When asked where Seymour got the plant, he replies that the seeds were obtained by a Japanese gardener who found the bulb in a "plantation next to a cranberry farm." This joke is lost on modern audiences. In 1959, it was announced that cranberry crops were tainted with traces of the herbicide aminotriazole, and as a result, cranberry sales plummeted.
A young Jack Nicholson has only a small part.as Farb's masochistic patient, Wilbur Force. Later, however, as the actor's career began to take off, he was prominently featured on the home-video releases to help generate interest in the film.

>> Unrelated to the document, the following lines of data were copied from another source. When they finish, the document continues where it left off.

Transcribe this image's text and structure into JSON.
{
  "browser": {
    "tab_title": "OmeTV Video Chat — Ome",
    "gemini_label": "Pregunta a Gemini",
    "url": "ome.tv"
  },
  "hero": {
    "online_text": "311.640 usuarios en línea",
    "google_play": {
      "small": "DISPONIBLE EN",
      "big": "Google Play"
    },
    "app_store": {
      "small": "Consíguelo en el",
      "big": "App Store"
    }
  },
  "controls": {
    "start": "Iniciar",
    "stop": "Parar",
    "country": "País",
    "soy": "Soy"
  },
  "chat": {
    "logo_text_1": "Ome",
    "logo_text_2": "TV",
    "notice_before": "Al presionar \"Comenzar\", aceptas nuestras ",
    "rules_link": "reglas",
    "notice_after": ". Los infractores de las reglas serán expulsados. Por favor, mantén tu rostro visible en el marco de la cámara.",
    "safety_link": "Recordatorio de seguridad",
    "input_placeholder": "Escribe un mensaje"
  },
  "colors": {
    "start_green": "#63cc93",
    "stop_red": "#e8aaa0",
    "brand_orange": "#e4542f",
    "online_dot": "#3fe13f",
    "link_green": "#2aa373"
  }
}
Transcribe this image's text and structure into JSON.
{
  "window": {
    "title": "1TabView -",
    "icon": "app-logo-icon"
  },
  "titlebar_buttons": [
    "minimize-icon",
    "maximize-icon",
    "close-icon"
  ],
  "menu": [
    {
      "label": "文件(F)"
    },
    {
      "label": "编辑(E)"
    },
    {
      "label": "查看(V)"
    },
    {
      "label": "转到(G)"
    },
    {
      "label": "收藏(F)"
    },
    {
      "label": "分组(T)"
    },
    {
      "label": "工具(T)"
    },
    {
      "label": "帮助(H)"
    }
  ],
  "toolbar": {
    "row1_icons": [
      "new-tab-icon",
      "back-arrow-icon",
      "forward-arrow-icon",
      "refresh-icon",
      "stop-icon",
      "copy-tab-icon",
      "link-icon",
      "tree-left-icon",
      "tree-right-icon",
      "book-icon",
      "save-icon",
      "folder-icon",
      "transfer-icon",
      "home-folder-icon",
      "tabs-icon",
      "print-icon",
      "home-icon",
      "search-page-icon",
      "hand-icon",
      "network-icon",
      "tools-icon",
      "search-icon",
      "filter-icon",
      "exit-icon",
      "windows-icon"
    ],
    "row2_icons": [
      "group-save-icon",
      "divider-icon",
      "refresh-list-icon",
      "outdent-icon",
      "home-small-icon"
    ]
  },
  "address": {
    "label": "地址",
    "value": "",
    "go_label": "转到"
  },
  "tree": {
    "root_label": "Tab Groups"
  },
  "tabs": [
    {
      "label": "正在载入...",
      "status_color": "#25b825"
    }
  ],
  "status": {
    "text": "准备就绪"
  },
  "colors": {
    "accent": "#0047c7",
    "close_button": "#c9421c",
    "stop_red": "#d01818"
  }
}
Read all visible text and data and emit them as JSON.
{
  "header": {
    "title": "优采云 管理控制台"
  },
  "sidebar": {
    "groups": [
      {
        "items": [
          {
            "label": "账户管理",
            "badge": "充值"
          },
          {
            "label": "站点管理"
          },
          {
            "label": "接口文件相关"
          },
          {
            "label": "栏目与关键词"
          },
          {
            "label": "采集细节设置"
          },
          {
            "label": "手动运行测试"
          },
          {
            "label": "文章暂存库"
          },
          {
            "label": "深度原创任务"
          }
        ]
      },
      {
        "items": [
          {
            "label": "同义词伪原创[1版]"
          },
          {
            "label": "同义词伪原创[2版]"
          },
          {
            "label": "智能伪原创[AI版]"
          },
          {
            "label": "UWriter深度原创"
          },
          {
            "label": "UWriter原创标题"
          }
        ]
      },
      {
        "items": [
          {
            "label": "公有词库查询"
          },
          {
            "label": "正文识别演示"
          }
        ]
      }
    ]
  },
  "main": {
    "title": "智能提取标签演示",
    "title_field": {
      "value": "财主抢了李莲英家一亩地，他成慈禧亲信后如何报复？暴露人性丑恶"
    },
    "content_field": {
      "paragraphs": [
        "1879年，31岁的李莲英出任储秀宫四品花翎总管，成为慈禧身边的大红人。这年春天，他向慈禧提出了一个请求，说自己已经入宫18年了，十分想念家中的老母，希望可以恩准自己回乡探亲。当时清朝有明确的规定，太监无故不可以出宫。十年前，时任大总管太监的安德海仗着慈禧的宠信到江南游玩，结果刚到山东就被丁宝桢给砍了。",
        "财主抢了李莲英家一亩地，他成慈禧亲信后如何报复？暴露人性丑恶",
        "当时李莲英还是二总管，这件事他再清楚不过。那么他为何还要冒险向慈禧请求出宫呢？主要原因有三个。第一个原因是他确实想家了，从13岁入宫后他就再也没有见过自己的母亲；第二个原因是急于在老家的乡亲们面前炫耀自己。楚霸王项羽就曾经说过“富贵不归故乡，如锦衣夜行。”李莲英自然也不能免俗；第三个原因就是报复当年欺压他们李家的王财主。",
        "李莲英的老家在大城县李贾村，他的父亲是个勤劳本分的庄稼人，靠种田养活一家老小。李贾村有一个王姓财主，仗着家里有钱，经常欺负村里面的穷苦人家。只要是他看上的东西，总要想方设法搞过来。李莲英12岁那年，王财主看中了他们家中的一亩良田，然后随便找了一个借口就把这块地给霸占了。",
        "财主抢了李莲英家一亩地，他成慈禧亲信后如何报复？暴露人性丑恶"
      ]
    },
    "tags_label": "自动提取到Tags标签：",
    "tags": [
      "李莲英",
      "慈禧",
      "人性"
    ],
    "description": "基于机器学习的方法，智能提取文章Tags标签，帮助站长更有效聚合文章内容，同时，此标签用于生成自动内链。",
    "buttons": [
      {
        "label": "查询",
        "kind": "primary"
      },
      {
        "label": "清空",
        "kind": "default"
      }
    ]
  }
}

Charles B. Griffith stood off-screen providing the voice of Audrey Junior as a reference for the actors. The voice of the plant was supposed to be dubbed in by another actor in post-production, but Griffith's vocalization of the plant got laughs--and director Roger Corman was notoriously cheap--so his voice remained in the final print of the film.
Charles B. Griffith put several of his relatives in the film; Myrtle Vail--"Grandmother" Myrt --for example, is actually his grandmother, and the hobo who Dr. Farb tortures in his office is Griffith's father. He also placed several of his relatives in crowd scenes. The bums in the background of the street shots on Skid Row are real transients, however, and were filmed in the actual skid row area of Los Angeles.
Charles B. Griffith not only wrote most of the screenplay, he also stars--uncredited--as several characters, among them: the screaming dental patient who runs out of Dr. Farb's office, the burglar who breaks into the flower shop, and even the voice of Audrey Jr.
The manager of Producer's Studio informed Roger Corman that a large office set had been constructed for a production that was about to wrap. Corman arranged to use the standing set, redressed, as the main set of this film.